In the community setting, the nursing diagnosis for utmost urgent care is again unclear and not specific enough. The nursing diagnosis for possibility of extra fluid volume is appropriate, but the treatment plan is repetitive and not specific enough. The nursing diagnosis for risk for falls is appropriate, but the treatment plan should focus on preventing falls related to the patient’s symptoms and condition.

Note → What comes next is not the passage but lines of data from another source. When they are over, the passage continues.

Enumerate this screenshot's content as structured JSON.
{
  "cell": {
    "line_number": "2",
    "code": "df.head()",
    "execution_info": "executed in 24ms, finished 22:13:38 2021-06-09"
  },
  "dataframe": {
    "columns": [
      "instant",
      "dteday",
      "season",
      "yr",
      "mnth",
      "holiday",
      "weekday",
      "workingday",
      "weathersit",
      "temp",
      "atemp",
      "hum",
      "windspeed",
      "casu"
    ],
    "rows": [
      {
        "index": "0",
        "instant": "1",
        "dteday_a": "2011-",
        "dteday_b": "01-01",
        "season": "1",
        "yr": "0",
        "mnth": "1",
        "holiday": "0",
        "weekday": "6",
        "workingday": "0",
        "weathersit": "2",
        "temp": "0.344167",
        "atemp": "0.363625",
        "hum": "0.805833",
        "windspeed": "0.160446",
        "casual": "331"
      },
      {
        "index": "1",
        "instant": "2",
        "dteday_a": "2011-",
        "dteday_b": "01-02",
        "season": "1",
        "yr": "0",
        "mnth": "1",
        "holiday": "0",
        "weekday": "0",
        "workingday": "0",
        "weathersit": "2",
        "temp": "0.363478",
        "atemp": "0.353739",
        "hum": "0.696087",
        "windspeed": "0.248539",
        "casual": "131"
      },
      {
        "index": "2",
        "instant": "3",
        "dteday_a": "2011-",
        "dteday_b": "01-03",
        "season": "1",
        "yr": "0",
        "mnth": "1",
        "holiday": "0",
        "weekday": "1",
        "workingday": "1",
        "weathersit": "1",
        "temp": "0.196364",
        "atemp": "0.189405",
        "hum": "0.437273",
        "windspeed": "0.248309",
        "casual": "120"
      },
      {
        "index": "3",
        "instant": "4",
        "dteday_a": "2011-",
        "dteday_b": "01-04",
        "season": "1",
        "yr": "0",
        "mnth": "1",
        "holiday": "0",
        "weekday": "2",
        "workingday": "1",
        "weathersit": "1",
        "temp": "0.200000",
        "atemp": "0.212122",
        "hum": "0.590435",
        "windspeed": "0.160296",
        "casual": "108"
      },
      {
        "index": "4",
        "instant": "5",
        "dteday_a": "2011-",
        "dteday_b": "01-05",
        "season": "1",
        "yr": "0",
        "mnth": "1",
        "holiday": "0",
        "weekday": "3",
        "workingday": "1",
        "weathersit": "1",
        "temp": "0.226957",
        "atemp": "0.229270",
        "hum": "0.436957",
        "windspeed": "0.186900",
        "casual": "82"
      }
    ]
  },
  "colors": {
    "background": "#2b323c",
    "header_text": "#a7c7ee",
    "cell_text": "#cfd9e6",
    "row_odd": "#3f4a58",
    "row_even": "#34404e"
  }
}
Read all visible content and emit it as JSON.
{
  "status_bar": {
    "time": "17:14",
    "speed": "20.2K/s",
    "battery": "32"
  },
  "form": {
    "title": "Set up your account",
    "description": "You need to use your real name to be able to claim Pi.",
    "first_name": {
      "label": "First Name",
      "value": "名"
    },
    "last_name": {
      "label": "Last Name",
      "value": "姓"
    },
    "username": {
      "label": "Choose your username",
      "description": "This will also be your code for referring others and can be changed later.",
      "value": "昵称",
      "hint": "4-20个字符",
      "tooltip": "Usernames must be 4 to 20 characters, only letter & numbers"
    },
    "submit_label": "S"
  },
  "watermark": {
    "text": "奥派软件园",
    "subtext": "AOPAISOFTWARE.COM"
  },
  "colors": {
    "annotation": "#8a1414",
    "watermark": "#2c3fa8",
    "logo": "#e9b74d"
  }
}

Overall, the nursing diagnoses need to be more specific to the patient’s condition, and the treatment plans should be more targeted to address the patient’s symptoms and conditions. The outcomes listed in the concept map should be more measurable to evaluate the effectiveness of the treatment plan.

Sample Revision Guide

from the above, write what you think may be the correct eg by suggest the correct clear and specific nursing diagnosis for the acute care setting, community setting, specific treatment plans, that are targeted to address the patient’s symptoms and conditions

Based on the information provided, here are some possible nursing diagnoses, treatment plans, and interventions that may be appropriate for this patient:

Nursing Diagnosis:

Acute pain related to surgical incision and inflammation as evidenced by patient’s verbal report of pain and facial grimacing.

Treatment Plan:

Administer analgesics as ordered by the physician to manage pain.
Assess pain regularly using a pain rating scale to determine effectiveness of pain management.
Use non-pharmacologic pain management techniques such as distraction, relaxation techniques, or guided imagery to enhance pain relief.
Evaluate the effectiveness of pain management interventions and modify the plan as necessary.

Nursing Diagnosis:

Risk for infection related to surgical incision as evidenced by the presence of an open wound and patient’s recent surgery.

Treatment Plan:

Monitor the surgical incision site for signs and symptoms of infection such as redness, swelling, warmth, pain, and drainage.
Provide wound care and dressing changes as ordered by the physician to promote healing and prevent infection.
Educate the patient and family members about signs and symptoms of infection, wound care, and proper hand hygiene techniques to reduce the risk of infection.

Nursing Diagnosis:

Impaired mobility related to postoperative weakness and discomfort as evidenced by patient’s limited range of motion and difficulty ambulating.

Treatment Plan:

Encourage the patient to perform range of motion exercises and ambulation as tolerated to promote circulation and prevent complications such as deep vein thrombosis (DVT).
Use assistive devices such as a walker or cane to assist the patient with ambulation if necessary.
Provide education to the patient and family members about the importance of mobility and the risks associated with prolonged immobility.

These nursing diagnoses, treatment plans, and interventions are just examples and should be individualized based on the patient’s unique needs and condition. It’s important for nurses to work collaboratively with the patient, family members, and interdisciplinary healthcare team to develop an effective plan of care.